The School Board voted Monday to allow Ashland High School to enroll 25 Chinese students, who will pay $25,000 each next academic year, enabling it to become the first public school in the state charging tuition to international students.

The School Board voted Monday to allow Ashland High School to enroll 25 Chinese students, who will pay $25,000 each next academic year, enabling it to become the first public school in the state charging tuition to international students.

The U.S. Department of Homeland Security must also approve the program, a process that could take as long as five months, possibly preventing the program from being implemented next school year, Superintendent Juli Di Chiro said.

"This happens to be the area where I have the greatest concerns right now," she told the board.

Di Chiro submitted the district's application to the federal department two weeks ago and is hopeful that it will be approved quickly, she said. The district needs to be given clearance to issue paperwork to the Chinese students, which would enable them to receive visas.

The district is modeling its Chinese program after one St. Mary's School in Medford implemented this fall.

The students, who would be high school juniors and approximately 16 years old, would live in Southern Oregon University dorms and enroll in regular Ashland High School classes as well as in specialized English classes.

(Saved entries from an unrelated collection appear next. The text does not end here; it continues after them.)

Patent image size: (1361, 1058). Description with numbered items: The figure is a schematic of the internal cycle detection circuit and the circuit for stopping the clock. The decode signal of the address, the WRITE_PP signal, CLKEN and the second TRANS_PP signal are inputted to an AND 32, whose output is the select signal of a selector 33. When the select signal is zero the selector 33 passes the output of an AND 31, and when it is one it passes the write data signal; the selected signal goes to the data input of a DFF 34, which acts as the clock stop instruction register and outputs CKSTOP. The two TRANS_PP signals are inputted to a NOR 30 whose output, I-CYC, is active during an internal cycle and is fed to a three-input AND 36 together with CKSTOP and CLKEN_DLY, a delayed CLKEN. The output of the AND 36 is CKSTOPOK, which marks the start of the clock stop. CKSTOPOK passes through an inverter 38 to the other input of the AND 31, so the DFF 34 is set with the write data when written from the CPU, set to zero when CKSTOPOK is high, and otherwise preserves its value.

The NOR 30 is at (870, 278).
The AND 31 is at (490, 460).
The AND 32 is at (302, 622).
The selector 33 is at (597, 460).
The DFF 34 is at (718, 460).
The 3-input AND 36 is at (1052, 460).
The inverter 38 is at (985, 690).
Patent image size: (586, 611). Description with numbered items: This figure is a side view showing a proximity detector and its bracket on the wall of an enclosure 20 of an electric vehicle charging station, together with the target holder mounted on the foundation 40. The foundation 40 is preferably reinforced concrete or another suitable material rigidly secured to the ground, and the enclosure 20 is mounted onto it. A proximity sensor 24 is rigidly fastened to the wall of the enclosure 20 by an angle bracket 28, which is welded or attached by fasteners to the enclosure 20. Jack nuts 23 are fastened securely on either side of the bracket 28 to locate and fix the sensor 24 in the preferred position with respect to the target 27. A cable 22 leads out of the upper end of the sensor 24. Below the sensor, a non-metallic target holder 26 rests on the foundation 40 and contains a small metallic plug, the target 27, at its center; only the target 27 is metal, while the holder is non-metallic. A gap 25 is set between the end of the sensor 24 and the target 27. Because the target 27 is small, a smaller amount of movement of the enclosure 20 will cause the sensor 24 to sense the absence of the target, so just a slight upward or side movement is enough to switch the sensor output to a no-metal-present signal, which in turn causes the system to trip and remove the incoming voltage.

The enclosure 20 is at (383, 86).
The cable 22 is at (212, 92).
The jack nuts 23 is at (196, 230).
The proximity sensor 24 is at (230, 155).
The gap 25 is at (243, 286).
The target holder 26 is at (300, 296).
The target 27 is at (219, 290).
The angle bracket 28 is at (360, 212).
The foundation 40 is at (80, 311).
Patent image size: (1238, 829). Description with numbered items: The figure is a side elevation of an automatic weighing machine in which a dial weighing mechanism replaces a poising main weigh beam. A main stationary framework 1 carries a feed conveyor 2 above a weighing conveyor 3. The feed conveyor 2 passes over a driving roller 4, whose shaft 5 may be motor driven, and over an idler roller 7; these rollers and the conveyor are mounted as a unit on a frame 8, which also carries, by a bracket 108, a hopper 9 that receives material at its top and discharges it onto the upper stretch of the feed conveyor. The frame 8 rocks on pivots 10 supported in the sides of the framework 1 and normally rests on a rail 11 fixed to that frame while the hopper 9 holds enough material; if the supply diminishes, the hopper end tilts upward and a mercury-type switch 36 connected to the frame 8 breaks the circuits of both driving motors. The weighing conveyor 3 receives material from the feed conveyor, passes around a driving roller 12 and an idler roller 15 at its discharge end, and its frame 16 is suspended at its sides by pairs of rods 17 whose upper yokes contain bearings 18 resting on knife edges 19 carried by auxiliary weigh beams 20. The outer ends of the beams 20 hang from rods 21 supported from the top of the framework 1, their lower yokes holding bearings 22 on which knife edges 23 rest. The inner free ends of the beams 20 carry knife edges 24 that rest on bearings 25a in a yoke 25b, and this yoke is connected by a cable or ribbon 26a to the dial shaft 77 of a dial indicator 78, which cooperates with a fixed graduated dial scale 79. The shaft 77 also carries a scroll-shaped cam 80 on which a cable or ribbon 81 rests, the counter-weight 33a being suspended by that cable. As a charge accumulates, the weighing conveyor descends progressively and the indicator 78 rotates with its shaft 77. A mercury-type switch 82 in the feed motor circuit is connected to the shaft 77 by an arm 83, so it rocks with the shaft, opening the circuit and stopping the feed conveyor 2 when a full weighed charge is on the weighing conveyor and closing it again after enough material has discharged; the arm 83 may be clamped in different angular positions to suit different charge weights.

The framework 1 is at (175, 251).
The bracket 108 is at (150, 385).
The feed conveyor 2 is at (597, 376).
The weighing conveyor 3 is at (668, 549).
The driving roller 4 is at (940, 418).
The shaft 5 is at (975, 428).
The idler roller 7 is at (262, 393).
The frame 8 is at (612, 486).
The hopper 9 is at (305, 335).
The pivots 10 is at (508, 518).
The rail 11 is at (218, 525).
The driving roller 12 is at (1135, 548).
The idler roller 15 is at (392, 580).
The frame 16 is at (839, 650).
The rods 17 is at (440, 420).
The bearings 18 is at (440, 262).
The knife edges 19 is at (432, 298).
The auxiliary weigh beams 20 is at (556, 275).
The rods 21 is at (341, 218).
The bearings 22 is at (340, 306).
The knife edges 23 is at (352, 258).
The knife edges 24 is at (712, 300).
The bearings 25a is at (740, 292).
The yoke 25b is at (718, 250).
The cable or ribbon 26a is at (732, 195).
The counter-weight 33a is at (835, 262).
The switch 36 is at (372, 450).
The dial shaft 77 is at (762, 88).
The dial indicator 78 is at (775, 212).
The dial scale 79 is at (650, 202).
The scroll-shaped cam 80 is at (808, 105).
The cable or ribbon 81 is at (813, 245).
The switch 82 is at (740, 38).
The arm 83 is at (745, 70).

The program is expected to be a moneymaker for the district and could bring in about $178,750 in the first year, said Jill Turner, the district's business manager.

The district would receive about $625,000 in tuition, but would need to spend about $446,000 to run the program, she said.

Each student would pay $25,000, which would include food, housing, health insurance and instructional fees. St. Mary's is able to charge more — $40,000 per student —because it is a private school, Di Chiro said.

The district would pay SOU $278,750 to provide housing and meals. The district would spend $50,000 to hire a program coordinator and $35,000 to hire a part-time English language instructor.

About $100,000 of the proceeds from the program would go toward implementing the high school's redesign, Di Chiro said.

"We feel there needs to be a benefit back to the high school, because it'll be taking the lion's share of the work instructing kids," she said.

The remaining amount would go into the district's general fund balance and could limit the district's needs for making budget cuts, if the state's funding for education continues to decrease.

Di Chiro will meet with a Chinese recruiting firm in January to discuss whether the district can begin recruiting students before the program has received federal approval.

"They might say, 'No problem,' or they might say we have to wait," she said.

The district expects to contract with the Cambridge Institute of Chinese Business Research, the same firm St. Mary's used to successfully recruit students, Di Chiro said. The recruitment fees will be paid by the participating families, not the district, she said.

Board members Heidi Parker and Ruth Alexander, who are advocates of second-language instruction, are creating a brochure about the high school to help attract students, Di Chiro said.

"I'm really excited about (the boarding program) and I think it's going to be very successful if we're able to do it," Alexander said.

Although the students would live in SOU dorms, the district hopes to match them with host families in Ashland, to help the students learn about American culture, Di Chiro said.

"This would be another way for them to experience an American family, even though they're not going to be living there," she said.

Most of the students who would attend the boarding school program would be from wealthy families and many would be seeking entrance to American universities, upon graduating from high school, Di Chiro said. Attending a boarding school program in the U.S. is seen by Chinese parents as a way for their students to improve their English and their chances at being accepted to American universities, she said.

The program will also benefit Ashland students in the high school's Mandarin Chinese classes, which began this year through a program funded by the Chinese government and the district.

"We know that Ashland is not very culturally diverse," Di Chiro said. "It's really good experience for our students to learn from and meet students from other cultures."